Golding waved his hand at Foster and made a face as though someone had just offered him a plate of dog shit.
“I know the details, Mr. Foster. I know he removed his tracking device. Pretty messy business to pull one’s own eyeball out. I know he placed it on a civilian. But it’s the other two things I know that bother me.”
“And what are those, sir?”
“Firstly, that while he was off radar, so to speak, our man 192 popped into one of our caches”—Foster squirmed in his seat—“and withdrew a large quantity of tech. It got me thinking why he’d need weapons. And that’s when I came to the other thing I found out. His bloody sister’s just been killed right here in London. Now why didn’t I know this immediately, Mr. Foster?”
“I didn’t think it was relevant.”
“It’s looking pretty fucking relevant now, isn’t it?”
“I didn’t think that 192 would do anything stupid. I called him into London as a precaution. To get him back so we could keep an eye on him.”
“And why did you want to keep an eye on him?”
“Because of what happened—”
“Because of what happened in the Crimea,” Golding finished for him. “Because your man, as much of the cold bastard killer as he is, has already fucked up. Only that time it was in another country and it wasn’t risking British lives. Now he’s on our doorstep and running around with military-grade weapons. We’re supposed to stop the terrorists, not be them, Mr. Foster. It rather defeats the object of an intelligence service put in place to keep British citizens safe if its people are running around killing them. Doesn’t it?”
“Yes, sir. However—”
“However bollocks! I’ll tell you how it is. I let you have your way with this man once before, and I told you then that it was on your head. Well, now it’s on your head, Mr. Foster. The axe is on your head, moments away from splitting it open and spilling your brains.”

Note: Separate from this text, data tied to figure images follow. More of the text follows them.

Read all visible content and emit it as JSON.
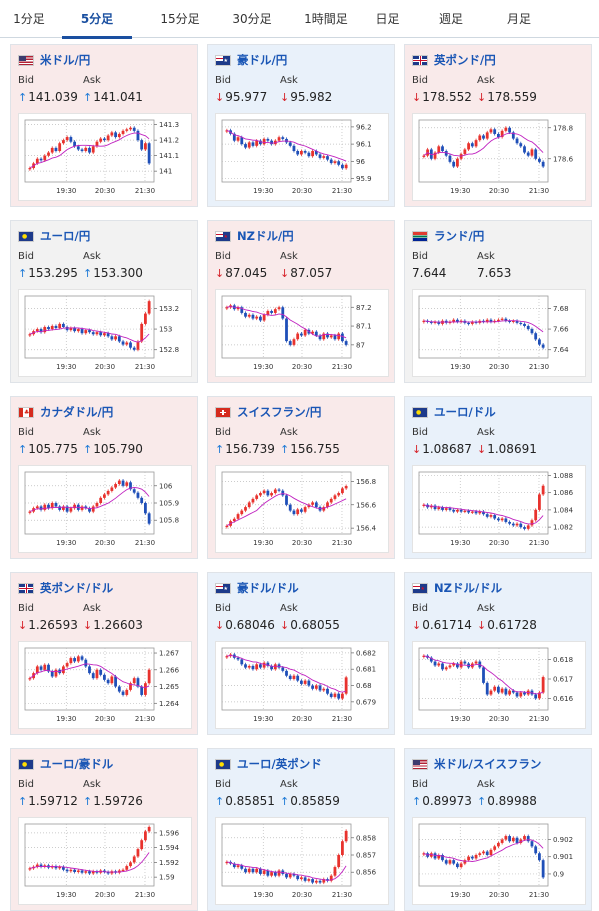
{
  "tabs": [
    {
      "label": "1分足",
      "active": false
    },
    {
      "label": "5分足",
      "active": true
    },
    {
      "label": "15分足",
      "active": false
    },
    {
      "label": "30分足",
      "active": false
    },
    {
      "label": "1時間足",
      "active": false
    },
    {
      "label": "日足",
      "active": false
    },
    {
      "label": "週足",
      "active": false
    },
    {
      "label": "月足",
      "active": false
    }
  ],
  "labels": {
    "bid": "Bid",
    "ask": "Ask"
  },
  "colors": {
    "candle_up": "#e8322d",
    "candle_down": "#1f4fb8",
    "ma_line": "#c022c0",
    "ma_line2": "#2ba3d8",
    "up_arrow": "#1e7ad6",
    "down_arrow": "#d6232a"
  },
  "pairs": [
    {
      "name": "米ドル/円",
      "flag": "us",
      "trend": "up",
      "bid": "141.039",
      "ask": "141.041",
      "bid_dir": "up",
      "ask_dir": "up",
      "x_ticks": [
        "19:30",
        "20:30",
        "21:30"
      ],
      "y_ticks": [
        "141.3",
        "141.2",
        "141.1",
        "141"
      ],
      "ylim": [
        140.93,
        141.33
      ],
      "series": [
        141.02,
        141.05,
        141.08,
        141.07,
        141.1,
        141.12,
        141.15,
        141.13,
        141.18,
        141.2,
        141.22,
        141.19,
        141.16,
        141.14,
        141.13,
        141.15,
        141.12,
        141.16,
        141.19,
        141.21,
        141.2,
        141.23,
        141.25,
        141.22,
        141.24,
        141.26,
        141.27,
        141.28,
        141.26,
        141.2,
        141.14,
        141.18,
        141.05
      ]
    },
    {
      "name": "豪ドル/円",
      "flag": "au",
      "trend": "down",
      "bid": "95.977",
      "ask": "95.982",
      "bid_dir": "down",
      "ask_dir": "down",
      "x_ticks": [
        "19:30",
        "20:30",
        "21:30"
      ],
      "y_ticks": [
        "96.2",
        "96.1",
        "96",
        "95.9"
      ],
      "ylim": [
        95.88,
        96.24
      ],
      "series": [
        96.18,
        96.16,
        96.12,
        96.14,
        96.1,
        96.08,
        96.11,
        96.09,
        96.12,
        96.1,
        96.13,
        96.12,
        96.1,
        96.12,
        96.14,
        96.13,
        96.11,
        96.09,
        96.06,
        96.04,
        96.06,
        96.05,
        96.03,
        96.06,
        96.04,
        96.02,
        96.03,
        96.01,
        95.99,
        96.0,
        95.98,
        95.96,
        95.98
      ]
    },
    {
      "name": "英ポンド/円",
      "flag": "uk",
      "trend": "up",
      "bid": "178.552",
      "ask": "178.559",
      "bid_dir": "down",
      "ask_dir": "down",
      "x_ticks": [
        "19:30",
        "20:30",
        "21:30"
      ],
      "y_ticks": [
        "178.8",
        "178.6"
      ],
      "ylim": [
        178.45,
        178.85
      ],
      "series": [
        178.62,
        178.66,
        178.6,
        178.64,
        178.68,
        178.65,
        178.62,
        178.58,
        178.55,
        178.6,
        178.63,
        178.66,
        178.7,
        178.68,
        178.72,
        178.75,
        178.73,
        178.77,
        178.79,
        178.76,
        178.74,
        178.78,
        178.8,
        178.77,
        178.73,
        178.7,
        178.68,
        178.64,
        178.62,
        178.66,
        178.6,
        178.58,
        178.55
      ]
    },
    {
      "name": "ユーロ/円",
      "flag": "eu",
      "trend": "flat",
      "bid": "153.295",
      "ask": "153.300",
      "bid_dir": "up",
      "ask_dir": "up",
      "x_ticks": [
        "19:30",
        "20:30",
        "21:30"
      ],
      "y_ticks": [
        "153.2",
        "153",
        "152.8"
      ],
      "ylim": [
        152.72,
        153.32
      ],
      "series": [
        152.95,
        152.98,
        153.0,
        152.97,
        153.02,
        153.0,
        153.03,
        153.01,
        153.05,
        153.02,
        152.99,
        153.01,
        152.98,
        153.0,
        152.96,
        152.99,
        152.97,
        152.95,
        152.97,
        152.94,
        152.96,
        152.93,
        152.9,
        152.93,
        152.88,
        152.85,
        152.87,
        152.82,
        152.8,
        152.88,
        153.05,
        153.15,
        153.27
      ]
    },
    {
      "name": "NZドル/円",
      "flag": "nz",
      "trend": "up",
      "bid": "87.045",
      "ask": "87.057",
      "bid_dir": "down",
      "ask_dir": "down",
      "x_ticks": [
        "19:30",
        "20:30",
        "21:30"
      ],
      "y_ticks": [
        "87.2",
        "87.1",
        "87"
      ],
      "ylim": [
        86.93,
        87.26
      ],
      "series": [
        87.2,
        87.21,
        87.19,
        87.2,
        87.17,
        87.15,
        87.16,
        87.14,
        87.15,
        87.13,
        87.16,
        87.18,
        87.17,
        87.19,
        87.2,
        87.14,
        87.02,
        87.0,
        87.03,
        87.06,
        87.05,
        87.08,
        87.06,
        87.07,
        87.05,
        87.03,
        87.06,
        87.04,
        87.05,
        87.03,
        87.06,
        87.02,
        87.0
      ]
    },
    {
      "name": "ランド/円",
      "flag": "za",
      "trend": "flat",
      "bid": "7.644",
      "ask": "7.653",
      "bid_dir": "",
      "ask_dir": "",
      "x_ticks": [
        "19:30",
        "20:30",
        "21:30"
      ],
      "y_ticks": [
        "7.68",
        "7.66",
        "7.64"
      ],
      "ylim": [
        7.632,
        7.692
      ],
      "series": [
        7.668,
        7.667,
        7.666,
        7.667,
        7.665,
        7.668,
        7.666,
        7.667,
        7.669,
        7.667,
        7.668,
        7.666,
        7.665,
        7.667,
        7.666,
        7.668,
        7.667,
        7.669,
        7.667,
        7.668,
        7.669,
        7.67,
        7.668,
        7.667,
        7.668,
        7.666,
        7.665,
        7.663,
        7.66,
        7.656,
        7.65,
        7.645,
        7.642
      ]
    },
    {
      "name": "カナダドル/円",
      "flag": "ca",
      "trend": "up",
      "bid": "105.775",
      "ask": "105.790",
      "bid_dir": "up",
      "ask_dir": "up",
      "x_ticks": [
        "19:30",
        "20:30",
        "21:30"
      ],
      "y_ticks": [
        "106",
        "105.9",
        "105.8"
      ],
      "ylim": [
        105.72,
        106.08
      ],
      "series": [
        105.85,
        105.87,
        105.88,
        105.86,
        105.89,
        105.87,
        105.9,
        105.88,
        105.86,
        105.88,
        105.85,
        105.87,
        105.89,
        105.86,
        105.88,
        105.87,
        105.85,
        105.88,
        105.9,
        105.93,
        105.95,
        105.97,
        105.99,
        106.01,
        106.03,
        106.0,
        106.02,
        105.98,
        105.96,
        105.93,
        105.9,
        105.84,
        105.78
      ]
    },
    {
      "name": "スイスフラン/円",
      "flag": "ch",
      "trend": "up",
      "bid": "156.739",
      "ask": "156.755",
      "bid_dir": "up",
      "ask_dir": "up",
      "x_ticks": [
        "19:30",
        "20:30",
        "21:30"
      ],
      "y_ticks": [
        "156.8",
        "156.6",
        "156.4"
      ],
      "ylim": [
        156.35,
        156.88
      ],
      "series": [
        156.42,
        156.46,
        156.48,
        156.52,
        156.55,
        156.58,
        156.62,
        156.65,
        156.68,
        156.7,
        156.72,
        156.68,
        156.7,
        156.73,
        156.72,
        156.68,
        156.6,
        156.55,
        156.52,
        156.56,
        156.54,
        156.58,
        156.6,
        156.62,
        156.58,
        156.55,
        156.58,
        156.62,
        156.65,
        156.68,
        156.7,
        156.74,
        156.76
      ]
    },
    {
      "name": "ユーロ/ドル",
      "flag": "eu",
      "trend": "down",
      "bid": "1.08687",
      "ask": "1.08691",
      "bid_dir": "down",
      "ask_dir": "down",
      "x_ticks": [
        "19:30",
        "20:30",
        "21:30"
      ],
      "y_ticks": [
        "1.088",
        "1.086",
        "1.084",
        "1.082"
      ],
      "ylim": [
        1.0812,
        1.0884
      ],
      "series": [
        1.0846,
        1.0843,
        1.0845,
        1.0841,
        1.0843,
        1.084,
        1.0842,
        1.084,
        1.0838,
        1.084,
        1.0838,
        1.0839,
        1.0837,
        1.0838,
        1.0836,
        1.0838,
        1.0835,
        1.0832,
        1.0834,
        1.083,
        1.0828,
        1.083,
        1.0826,
        1.0824,
        1.0822,
        1.0824,
        1.082,
        1.0818,
        1.0822,
        1.0828,
        1.084,
        1.0858,
        1.0868
      ]
    },
    {
      "name": "英ポンド/ドル",
      "flag": "uk",
      "trend": "up",
      "bid": "1.26593",
      "ask": "1.26603",
      "bid_dir": "down",
      "ask_dir": "down",
      "x_ticks": [
        "19:30",
        "20:30",
        "21:30"
      ],
      "y_ticks": [
        "1.267",
        "1.266",
        "1.265",
        "1.264"
      ],
      "ylim": [
        1.2636,
        1.2673
      ],
      "series": [
        1.2655,
        1.2658,
        1.2662,
        1.266,
        1.2663,
        1.2659,
        1.2656,
        1.266,
        1.2658,
        1.2662,
        1.2664,
        1.2667,
        1.2665,
        1.2668,
        1.2666,
        1.2662,
        1.2658,
        1.2655,
        1.266,
        1.2657,
        1.2654,
        1.2652,
        1.2656,
        1.265,
        1.2647,
        1.2645,
        1.2648,
        1.2652,
        1.2655,
        1.265,
        1.2645,
        1.2652,
        1.266
      ]
    },
    {
      "name": "豪ドル/ドル",
      "flag": "au",
      "trend": "down",
      "bid": "0.68046",
      "ask": "0.68055",
      "bid_dir": "down",
      "ask_dir": "down",
      "x_ticks": [
        "19:30",
        "20:30",
        "21:30"
      ],
      "y_ticks": [
        "0.682",
        "0.681",
        "0.68",
        "0.679"
      ],
      "ylim": [
        0.6785,
        0.6823
      ],
      "series": [
        0.6818,
        0.6819,
        0.6817,
        0.6816,
        0.6813,
        0.6811,
        0.6812,
        0.681,
        0.6813,
        0.6811,
        0.6814,
        0.6812,
        0.681,
        0.6813,
        0.6811,
        0.6809,
        0.6806,
        0.6804,
        0.6806,
        0.6803,
        0.6801,
        0.6803,
        0.68,
        0.6798,
        0.68,
        0.6797,
        0.6798,
        0.6795,
        0.6793,
        0.6795,
        0.6792,
        0.6795,
        0.6805
      ]
    },
    {
      "name": "NZドル/ドル",
      "flag": "nz",
      "trend": "down",
      "bid": "0.61714",
      "ask": "0.61728",
      "bid_dir": "down",
      "ask_dir": "down",
      "x_ticks": [
        "19:30",
        "20:30",
        "21:30"
      ],
      "y_ticks": [
        "0.618",
        "0.617",
        "0.616"
      ],
      "ylim": [
        0.6154,
        0.6186
      ],
      "series": [
        0.6182,
        0.6181,
        0.6179,
        0.6177,
        0.6178,
        0.6175,
        0.6176,
        0.6177,
        0.6178,
        0.6176,
        0.6179,
        0.6178,
        0.6176,
        0.6178,
        0.6179,
        0.6176,
        0.6168,
        0.6162,
        0.6164,
        0.6166,
        0.6163,
        0.6165,
        0.6162,
        0.6164,
        0.6163,
        0.6161,
        0.6163,
        0.6162,
        0.6164,
        0.6162,
        0.616,
        0.6163,
        0.6171
      ]
    },
    {
      "name": "ユーロ/豪ドル",
      "flag": "eu",
      "trend": "up",
      "bid": "1.59712",
      "ask": "1.59726",
      "bid_dir": "up",
      "ask_dir": "up",
      "x_ticks": [
        "19:30",
        "20:30",
        "21:30"
      ],
      "y_ticks": [
        "1.596",
        "1.594",
        "1.592",
        "1.59"
      ],
      "ylim": [
        1.5888,
        1.5972
      ],
      "series": [
        1.5912,
        1.5914,
        1.5917,
        1.5914,
        1.5916,
        1.5913,
        1.5915,
        1.5912,
        1.5914,
        1.591,
        1.5908,
        1.591,
        1.5907,
        1.5909,
        1.5906,
        1.5908,
        1.5905,
        1.5908,
        1.5906,
        1.5909,
        1.5907,
        1.5905,
        1.5908,
        1.5906,
        1.5909,
        1.591,
        1.5915,
        1.592,
        1.5928,
        1.5938,
        1.595,
        1.5962,
        1.5968
      ]
    },
    {
      "name": "ユーロ/英ポンド",
      "flag": "eu",
      "trend": "down",
      "bid": "0.85851",
      "ask": "0.85859",
      "bid_dir": "up",
      "ask_dir": "up",
      "x_ticks": [
        "19:30",
        "20:30",
        "21:30"
      ],
      "y_ticks": [
        "0.858",
        "0.857",
        "0.856"
      ],
      "ylim": [
        0.8552,
        0.8588
      ],
      "series": [
        0.8566,
        0.8565,
        0.8563,
        0.8564,
        0.8562,
        0.856,
        0.8562,
        0.856,
        0.8562,
        0.8559,
        0.8561,
        0.8558,
        0.856,
        0.8558,
        0.8561,
        0.8559,
        0.8557,
        0.8559,
        0.8558,
        0.8556,
        0.8557,
        0.8555,
        0.8556,
        0.8554,
        0.8555,
        0.8554,
        0.8556,
        0.8555,
        0.8558,
        0.8563,
        0.857,
        0.8578,
        0.8584
      ]
    },
    {
      "name": "米ドル/スイスフラン",
      "flag": "us",
      "trend": "down",
      "bid": "0.89973",
      "ask": "0.89988",
      "bid_dir": "up",
      "ask_dir": "up",
      "x_ticks": [
        "19:30",
        "20:30",
        "21:30"
      ],
      "y_ticks": [
        "0.902",
        "0.901",
        "0.9"
      ],
      "ylim": [
        0.8993,
        0.9029
      ],
      "series": [
        0.9012,
        0.901,
        0.9012,
        0.9009,
        0.9011,
        0.9008,
        0.9006,
        0.9008,
        0.9006,
        0.9004,
        0.9006,
        0.9008,
        0.901,
        0.9009,
        0.9011,
        0.9012,
        0.9013,
        0.9011,
        0.9014,
        0.9016,
        0.9018,
        0.902,
        0.9022,
        0.9019,
        0.9021,
        0.9018,
        0.902,
        0.9022,
        0.9019,
        0.9016,
        0.9012,
        0.9008,
        0.8998
      ]
    }
  ]
}
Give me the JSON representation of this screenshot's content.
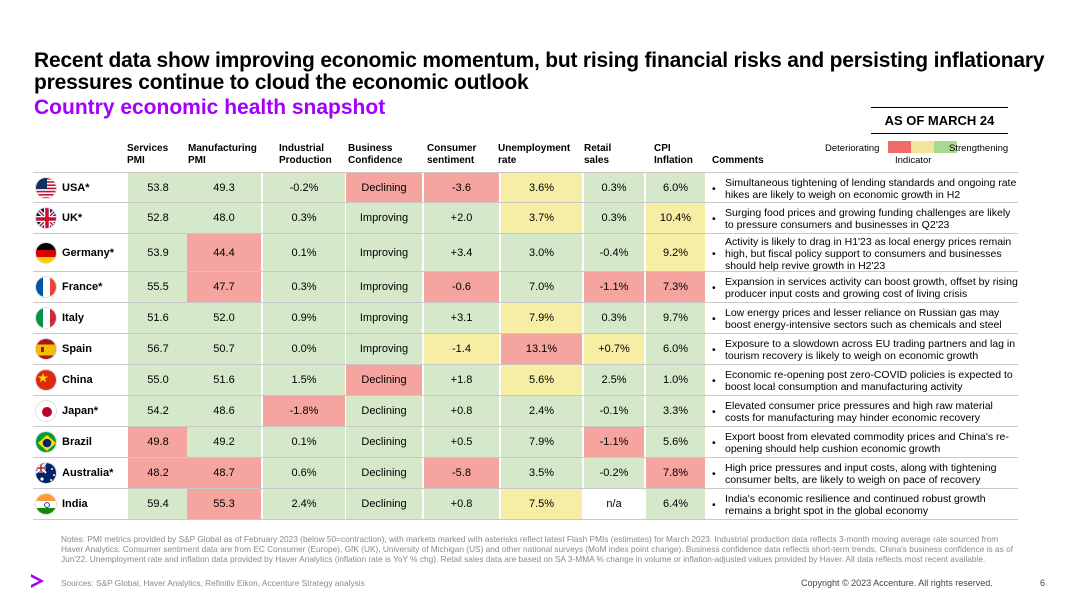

“But I couldn’t perceive his sister being killed.”
“His sister being killed shouldn’t have come into it. Our field agents are robots. Their only thought is the one we give them. They live on orders and nothing more. What’s this I also hear about 192 shooting half the clientele of a Tripoli brothel?”
“That was a successful mission. The target was eliminated.”
“But the mission had been called off last I heard. Too much risk of exposure.”
“But 192 and I—”
“Again, bollocks, Mr. Foster. It just keeps on pouring out of your mouth like a tap of human shit. I’ll tell you what happened. 192 decided to go ahead with the mission even though his handler—you—had called it off. That would imply to me that 192 thinks very little of you. I’d almost go as far as saying he thinks about as highly of you as I do. But I don’t think even he could get that low.”